All candidates did both screens (quiz and fizzbuzz). The correlations were calculated against the same population. Now, I agree that survivor bias could affect the quality of these results (we know nothing about the significant % of people who dropped out). But it's not really possible to solve that problem outside of a lab. I don't think it's an argument to not do analysis. For now we're simply trying to minimize the dropoff rate, and maximize correlation. The quiz was better at both.
Well, the candidates doing both screens is better, but it doesn't totally solve your problems.
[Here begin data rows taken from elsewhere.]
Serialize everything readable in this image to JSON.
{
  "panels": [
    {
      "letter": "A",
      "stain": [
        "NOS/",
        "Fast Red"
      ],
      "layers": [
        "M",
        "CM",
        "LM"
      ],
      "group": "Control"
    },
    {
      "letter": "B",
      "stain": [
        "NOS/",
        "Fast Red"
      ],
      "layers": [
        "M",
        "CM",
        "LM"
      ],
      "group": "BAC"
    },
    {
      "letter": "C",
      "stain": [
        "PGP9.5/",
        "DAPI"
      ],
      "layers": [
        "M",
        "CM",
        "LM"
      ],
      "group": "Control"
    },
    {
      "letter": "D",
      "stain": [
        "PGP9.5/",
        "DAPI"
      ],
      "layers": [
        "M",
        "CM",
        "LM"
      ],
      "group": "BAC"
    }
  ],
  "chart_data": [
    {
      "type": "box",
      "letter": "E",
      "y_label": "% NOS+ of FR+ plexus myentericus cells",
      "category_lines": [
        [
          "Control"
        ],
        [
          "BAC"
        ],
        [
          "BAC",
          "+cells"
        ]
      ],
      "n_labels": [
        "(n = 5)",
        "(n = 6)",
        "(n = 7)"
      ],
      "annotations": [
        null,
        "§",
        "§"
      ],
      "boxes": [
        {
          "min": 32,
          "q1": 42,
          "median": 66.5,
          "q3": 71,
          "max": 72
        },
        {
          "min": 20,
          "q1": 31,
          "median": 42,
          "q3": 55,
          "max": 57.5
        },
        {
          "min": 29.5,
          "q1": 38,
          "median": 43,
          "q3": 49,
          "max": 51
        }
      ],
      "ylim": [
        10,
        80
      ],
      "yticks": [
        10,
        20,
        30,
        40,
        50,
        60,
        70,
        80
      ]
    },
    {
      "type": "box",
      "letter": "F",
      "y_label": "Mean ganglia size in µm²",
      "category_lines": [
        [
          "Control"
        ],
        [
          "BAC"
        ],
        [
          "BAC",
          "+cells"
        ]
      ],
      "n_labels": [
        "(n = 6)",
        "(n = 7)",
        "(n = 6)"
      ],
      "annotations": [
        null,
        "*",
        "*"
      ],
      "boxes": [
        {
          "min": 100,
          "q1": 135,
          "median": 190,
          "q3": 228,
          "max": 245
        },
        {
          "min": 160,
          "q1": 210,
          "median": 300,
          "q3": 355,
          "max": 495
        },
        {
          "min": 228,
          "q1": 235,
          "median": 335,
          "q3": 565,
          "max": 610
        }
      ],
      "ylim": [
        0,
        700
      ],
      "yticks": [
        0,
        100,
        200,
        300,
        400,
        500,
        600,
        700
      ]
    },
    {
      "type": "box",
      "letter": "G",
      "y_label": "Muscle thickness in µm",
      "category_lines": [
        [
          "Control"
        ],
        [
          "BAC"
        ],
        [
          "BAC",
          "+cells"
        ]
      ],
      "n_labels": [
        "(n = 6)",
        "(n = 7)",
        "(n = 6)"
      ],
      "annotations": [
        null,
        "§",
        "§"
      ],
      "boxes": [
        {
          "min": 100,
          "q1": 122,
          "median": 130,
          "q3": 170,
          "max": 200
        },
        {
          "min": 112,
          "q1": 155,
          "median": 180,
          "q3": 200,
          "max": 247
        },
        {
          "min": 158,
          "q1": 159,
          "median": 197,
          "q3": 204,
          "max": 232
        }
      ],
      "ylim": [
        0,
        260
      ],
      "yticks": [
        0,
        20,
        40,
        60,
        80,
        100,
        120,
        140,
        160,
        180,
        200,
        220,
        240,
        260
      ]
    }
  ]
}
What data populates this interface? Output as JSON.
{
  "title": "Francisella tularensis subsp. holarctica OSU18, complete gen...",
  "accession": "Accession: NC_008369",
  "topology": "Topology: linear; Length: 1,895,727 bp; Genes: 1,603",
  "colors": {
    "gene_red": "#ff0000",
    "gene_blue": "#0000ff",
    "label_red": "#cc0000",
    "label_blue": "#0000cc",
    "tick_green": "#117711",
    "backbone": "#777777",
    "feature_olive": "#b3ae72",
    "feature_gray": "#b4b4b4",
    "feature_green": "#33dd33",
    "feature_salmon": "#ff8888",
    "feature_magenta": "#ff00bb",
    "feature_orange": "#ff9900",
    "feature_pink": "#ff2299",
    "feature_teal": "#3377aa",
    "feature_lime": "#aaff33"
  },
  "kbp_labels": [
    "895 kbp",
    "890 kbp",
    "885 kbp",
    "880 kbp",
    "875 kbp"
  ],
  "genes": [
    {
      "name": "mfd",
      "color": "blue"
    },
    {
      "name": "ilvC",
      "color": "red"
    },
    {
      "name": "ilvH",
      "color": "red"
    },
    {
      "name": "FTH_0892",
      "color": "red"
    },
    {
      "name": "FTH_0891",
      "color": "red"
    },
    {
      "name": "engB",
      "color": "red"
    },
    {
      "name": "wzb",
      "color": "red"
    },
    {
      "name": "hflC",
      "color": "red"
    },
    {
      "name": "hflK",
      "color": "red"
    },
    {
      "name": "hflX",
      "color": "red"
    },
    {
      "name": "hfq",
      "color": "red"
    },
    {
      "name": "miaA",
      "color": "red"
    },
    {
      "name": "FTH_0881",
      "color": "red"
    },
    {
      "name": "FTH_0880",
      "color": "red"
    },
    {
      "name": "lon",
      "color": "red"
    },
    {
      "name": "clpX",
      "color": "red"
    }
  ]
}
It doesn't address the survival bias issue, and when you say a significant percentage dropped out, that's not reassuring. But it's not the case that you need a lab to solve the problem. Even a basic questionnaire of programming ability self-assessment might tell you if there are meaningful differences in the population that quits your process. At the very least, you should understand and talk about survival bias in your article to indicate you're aware of the issue.
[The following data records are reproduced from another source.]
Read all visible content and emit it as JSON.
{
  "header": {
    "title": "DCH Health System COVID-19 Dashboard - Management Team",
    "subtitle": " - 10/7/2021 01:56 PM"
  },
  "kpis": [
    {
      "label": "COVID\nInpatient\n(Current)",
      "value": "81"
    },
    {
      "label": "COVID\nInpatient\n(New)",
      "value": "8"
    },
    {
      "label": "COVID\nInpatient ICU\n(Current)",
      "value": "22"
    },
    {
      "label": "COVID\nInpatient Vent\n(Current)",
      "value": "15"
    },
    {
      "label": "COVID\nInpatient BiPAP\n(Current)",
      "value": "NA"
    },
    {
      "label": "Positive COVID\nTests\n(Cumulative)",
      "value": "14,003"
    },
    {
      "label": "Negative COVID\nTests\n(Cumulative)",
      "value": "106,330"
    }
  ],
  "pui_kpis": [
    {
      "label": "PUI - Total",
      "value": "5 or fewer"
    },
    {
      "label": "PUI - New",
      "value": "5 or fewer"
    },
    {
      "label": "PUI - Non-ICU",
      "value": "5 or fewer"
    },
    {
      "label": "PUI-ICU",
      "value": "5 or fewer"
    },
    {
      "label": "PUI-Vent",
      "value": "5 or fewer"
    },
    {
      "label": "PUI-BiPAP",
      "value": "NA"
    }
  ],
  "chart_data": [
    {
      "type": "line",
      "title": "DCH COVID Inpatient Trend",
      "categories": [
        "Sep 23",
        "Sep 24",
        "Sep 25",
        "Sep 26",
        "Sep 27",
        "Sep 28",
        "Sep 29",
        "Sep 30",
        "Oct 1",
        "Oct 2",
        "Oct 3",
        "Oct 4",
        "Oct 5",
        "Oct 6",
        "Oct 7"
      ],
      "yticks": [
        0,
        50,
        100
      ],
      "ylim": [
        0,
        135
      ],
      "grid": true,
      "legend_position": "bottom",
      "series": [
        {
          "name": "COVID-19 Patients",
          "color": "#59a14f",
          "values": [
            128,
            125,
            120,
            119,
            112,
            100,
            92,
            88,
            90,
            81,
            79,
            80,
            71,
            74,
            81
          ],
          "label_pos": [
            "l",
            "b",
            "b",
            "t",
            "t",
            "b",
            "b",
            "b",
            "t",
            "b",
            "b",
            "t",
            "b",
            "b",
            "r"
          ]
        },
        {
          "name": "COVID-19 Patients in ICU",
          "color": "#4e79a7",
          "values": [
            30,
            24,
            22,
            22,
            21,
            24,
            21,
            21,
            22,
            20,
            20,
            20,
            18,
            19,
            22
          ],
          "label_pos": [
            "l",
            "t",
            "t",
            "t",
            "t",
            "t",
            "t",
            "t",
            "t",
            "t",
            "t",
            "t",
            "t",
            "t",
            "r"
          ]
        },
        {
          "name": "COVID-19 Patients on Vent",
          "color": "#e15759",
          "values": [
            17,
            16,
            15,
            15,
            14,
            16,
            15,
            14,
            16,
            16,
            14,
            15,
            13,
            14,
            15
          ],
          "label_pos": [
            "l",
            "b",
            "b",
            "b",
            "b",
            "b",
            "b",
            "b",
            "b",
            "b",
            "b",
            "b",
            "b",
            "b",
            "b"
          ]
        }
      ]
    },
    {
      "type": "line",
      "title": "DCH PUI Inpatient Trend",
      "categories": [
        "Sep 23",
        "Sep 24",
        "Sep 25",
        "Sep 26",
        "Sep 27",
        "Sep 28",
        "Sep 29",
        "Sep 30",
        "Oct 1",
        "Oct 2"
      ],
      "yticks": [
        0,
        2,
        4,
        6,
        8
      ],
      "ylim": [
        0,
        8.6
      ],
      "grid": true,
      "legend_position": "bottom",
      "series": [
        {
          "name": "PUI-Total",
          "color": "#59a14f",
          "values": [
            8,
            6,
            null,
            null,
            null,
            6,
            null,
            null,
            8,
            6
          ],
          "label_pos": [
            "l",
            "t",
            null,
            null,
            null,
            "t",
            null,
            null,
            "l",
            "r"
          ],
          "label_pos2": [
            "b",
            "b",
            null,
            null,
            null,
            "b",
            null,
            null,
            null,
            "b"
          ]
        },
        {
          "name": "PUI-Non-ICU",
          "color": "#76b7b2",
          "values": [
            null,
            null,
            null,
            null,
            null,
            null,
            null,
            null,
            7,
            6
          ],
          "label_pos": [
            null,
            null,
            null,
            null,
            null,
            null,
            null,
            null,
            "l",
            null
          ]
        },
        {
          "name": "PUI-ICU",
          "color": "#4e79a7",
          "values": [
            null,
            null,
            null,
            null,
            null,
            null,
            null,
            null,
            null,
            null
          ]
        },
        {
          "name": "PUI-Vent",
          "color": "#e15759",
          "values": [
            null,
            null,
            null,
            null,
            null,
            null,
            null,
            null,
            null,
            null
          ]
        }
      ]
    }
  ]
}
Even if you still want to claim a difference between the quiz and coding exercise, you're not yet in the clear. For example, did you counterbalance the order you gave them to people? E.g., if everybody did the quiz first and the fizzbuzz second, that meant they were mentally fresher for the quiz and slightly more tired for the fizzbuzz, which could again create a spurious result. And this definitely doesn't require a lab to test.
Don't misunderstand me, I appreciate your attempts to quantify all this, and I actually think you guys have roughly the correct result (given the limited nature of fizzbuzz-style coding), but when you step into the experimental psych arena, you need to learn how to properly analyze your data. Given that your business is predicated on analyzing the results of how your hires do in the real world, you need to really up your analytical game.
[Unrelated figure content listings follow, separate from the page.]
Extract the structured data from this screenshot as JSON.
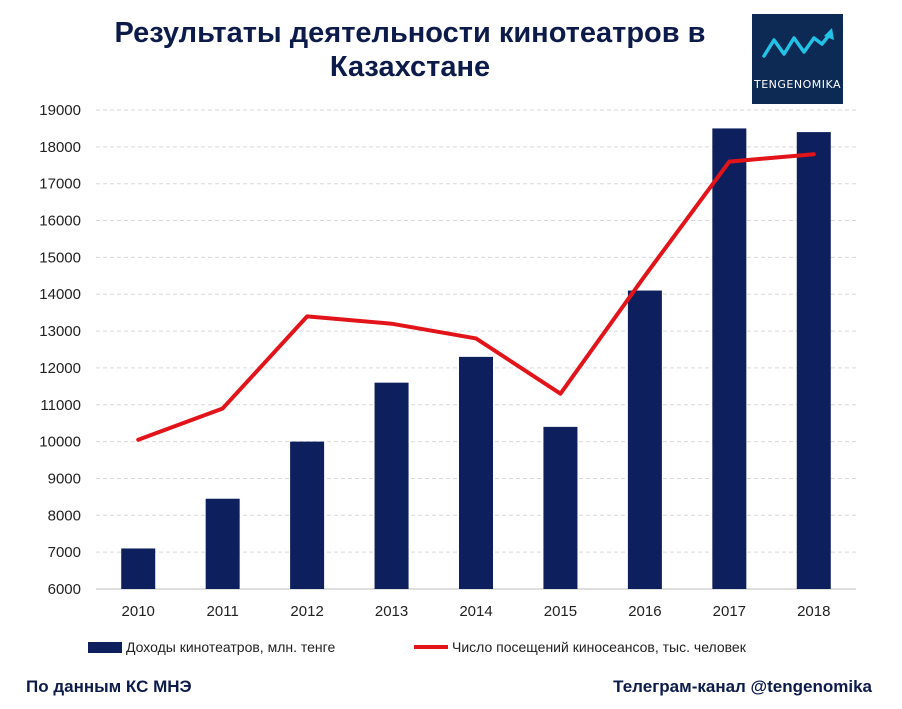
{
  "title": "Результаты деятельности кинотеатров в Казахстане",
  "logo": {
    "text": "TENGENOMIKA"
  },
  "footer": {
    "left": "По данным КС МНЭ",
    "right": "Телеграм-канал @tengenomika"
  },
  "colors": {
    "bar": "#0d1f5c",
    "line": "#e2141a",
    "title": "#0d1b4b",
    "grid": "#d9d9d9"
  },
  "chart_data": {
    "type": "bar",
    "categories": [
      "2010",
      "2011",
      "2012",
      "2013",
      "2014",
      "2015",
      "2016",
      "2017",
      "2018"
    ],
    "ylim": [
      6000,
      19000
    ],
    "yticks": [
      6000,
      7000,
      8000,
      9000,
      10000,
      11000,
      12000,
      13000,
      14000,
      15000,
      16000,
      17000,
      18000,
      19000
    ],
    "grid": true,
    "legend_position": "bottom",
    "series": [
      {
        "name": "Доходы кинотеатров, млн. тенге",
        "type": "bar",
        "values": [
          7100,
          8450,
          10000,
          11600,
          12300,
          10400,
          14100,
          18500,
          18400
        ]
      },
      {
        "name": "Число посещений киносеансов, тыс. человек",
        "type": "line",
        "values": [
          10050,
          10900,
          13400,
          13200,
          12800,
          11300,
          14500,
          17600,
          17800
        ]
      }
    ]
  }
}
I have to agree with kingmob. It very much sounds like survivor bias. My first reaction is that anyone who drops out due to a test has a high likelihood of dropping out because they can't do the test, which would leave you with a low correlation test when compared with the survivors, but a very high anti correlation with the total population.
I read a blog post a couple years ago by a game programmer/designer who outsources a lot of work through places like odesk/elance. Basically his thing was to weed out the fakers, he'd offer anyone ~5hrs at their bidding rate to finish a predefined programming task expected to take ~5hrs. He says this will usually drop his pool to less than 10 out of the hundreds who may apply, and he can usually use at least one of the people who complete the task. It's hard to say how many of these people go away because the task looks too big, and there's risk of not getting paid, but it's clearly a good filter for him.
As far as measuring this survivor bias, you might gain some insight by randomly altering the order of the testing. You could measure when people tended to drop off. You might even find that people all tend to drop off around the same amount of time, or maybe after some certain amount of effort. It might even be worth paying people to see if that would improve completion rates (while introducing it's own biases).